Lareby was less diplomatic about his suspicions. “How do you know where he is if you’re not still in league with him?” the CIA man asked gruffly.
“In Cameroon there are very few secrets,” Antangana said. “Although Menye’s location is one of them.”
“Get to the point,” Bolan said as he finished shrugging into his jacket and sat back against the chair.
“I have an informant of my own who saw suspicious men entering through the alley door of an old abandoned warehouse,” the prime minister said. “He recognized one of Menye’s personal bodyguards who had disappeared when Menye took off.” He frowned a moment. “I believe you Americans call it ‘going away with sheep?’”
Lareby suppressed a laugh. “Close. It’s called ‘going on the lamb.’”

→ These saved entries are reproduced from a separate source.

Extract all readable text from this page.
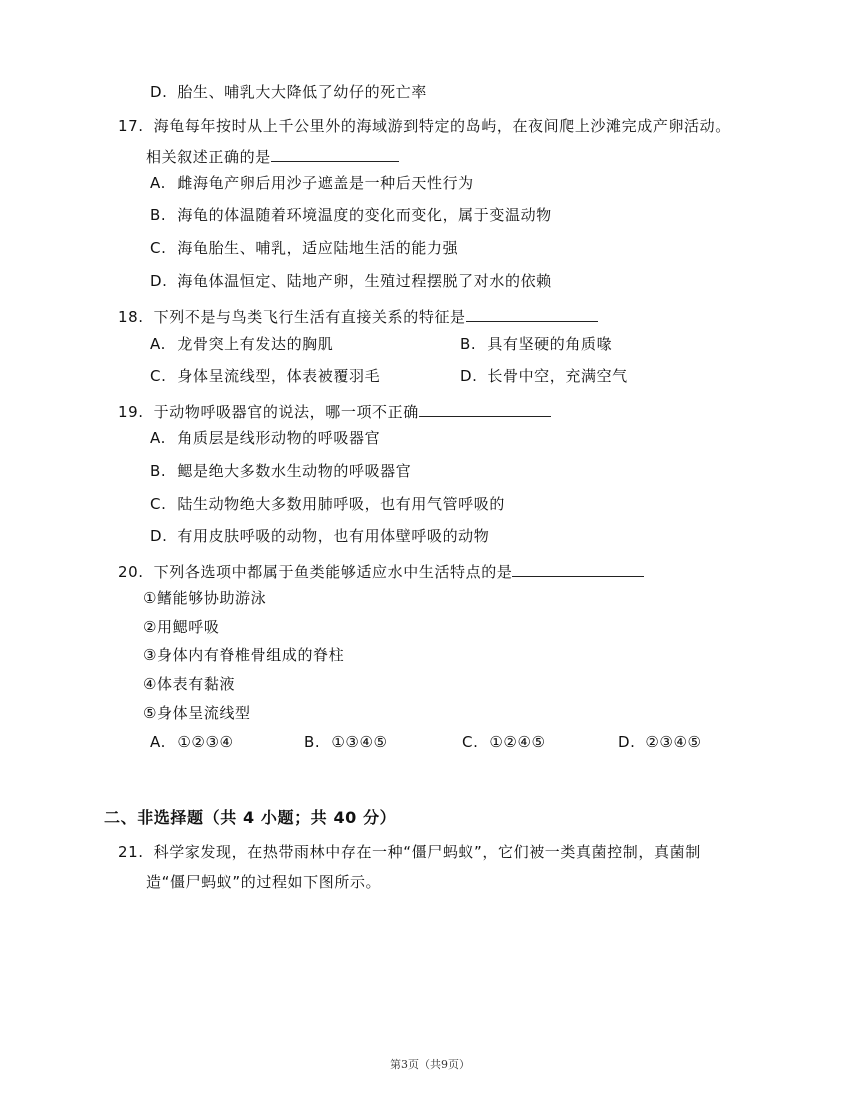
D. 胎生、哺乳大大降低了幼仔的死亡率
17. 海龟每年按时从上千公里外的海域游到特定的岛屿，在夜间爬上沙滩完成产卵活动。
相关叙述正确的是
A. 雌海龟产卵后用沙子遮盖是一种后天性行为
B. 海龟的体温随着环境温度的变化而变化，属于变温动物
C. 海龟胎生、哺乳，适应陆地生活的能力强
D. 海龟体温恒定、陆地产卵，生殖过程摆脱了对水的依赖
18. 下列不是与鸟类飞行生活有直接关系的特征是
A. 龙骨突上有发达的胸肌	B. 具有坚硬的角质喙
C. 身体呈流线型，体表被覆羽毛	D. 长骨中空，充满空气
19. 于动物呼吸器官的说法，哪一项不正确
A. 角质层是线形动物的呼吸器官
B. 鳃是绝大多数水生动物的呼吸器官
C. 陆生动物绝大多数用肺呼吸，也有用气管呼吸的
D. 有用皮肤呼吸的动物，也有用体壁呼吸的动物
20. 下列各选项中都属于鱼类能够适应水中生活特点的是
①鳍能够协助游泳
②用鳃呼吸
③身体内有脊椎骨组成的脊柱
④体表有黏液
⑤身体呈流线型
A. ①②③④	B. ①③④⑤	C. ①②④⑤	D. ②③④⑤
二、非选择题（共 4 小题；共 40 分）
21. 科学家发现，在热带雨林中存在一种“僵尸蚂蚁”，它们被一类真菌控制，真菌制
造“僵尸蚂蚁”的过程如下图所示。
第3页（共9页）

Bolan looked across the room, through the window, and saw that dusk was falling over Yaounde. “Yeah,” he said. “It means he’s running.”
“Where does it come from?” Antangana asked, frowning. “I know of no lambs that—”
The Executioner was growing impatient with this man who was obviously easily sidetracked. “I don’t know where it comes from and it doesn’t matter. You have an address for this warehouse location?”
“I do,” Antangana said. “But it is in the most dangerous slum in Yaounde. Murders occur every night.”
“That doesn’t matter.” Bolan rose from his chair. He had relied on his Desert Eagle during the gun battle back at the airport, and was down to one full magazine and one partially loaded with five shots. Until his supplies arrived, he would have to make do with what he had. He patted the Beretta beneath his jacket. It was still filled with 9 mm fragmentation rounds, and he had two extra magazines under his right arm opposite the pistol in his shoulder holster.
It might be enough. Or it might not. In any case, he would be sure to pick up the weapons of his enemies as he went.
Looking quickly across the room, he saw Lareby checking his own weapon. “How are you fixed?” Bolan asked.
“Full gun, one extra mag,” the CIA man said.
Bolan knew the small double action .380 held eight rounds, with one in the chamber. The other magazine would give Lareby an additional seven. “Better make them count then,” he said.
The CIA counterterrorist expert nodded.
The soldier took another glance outside and saw that darkness was replacing the twilight he had seen a few moments earlier. Antangana had held the closed Okapi folding knife in his fist ever since Bolan tossed it back to him, but now he watched the man drop it back into the same pocket where it had been found during the search.
“Let’s go,” Antangana said simply, then led the men out the door, into the elevator and out of the hotel into the night.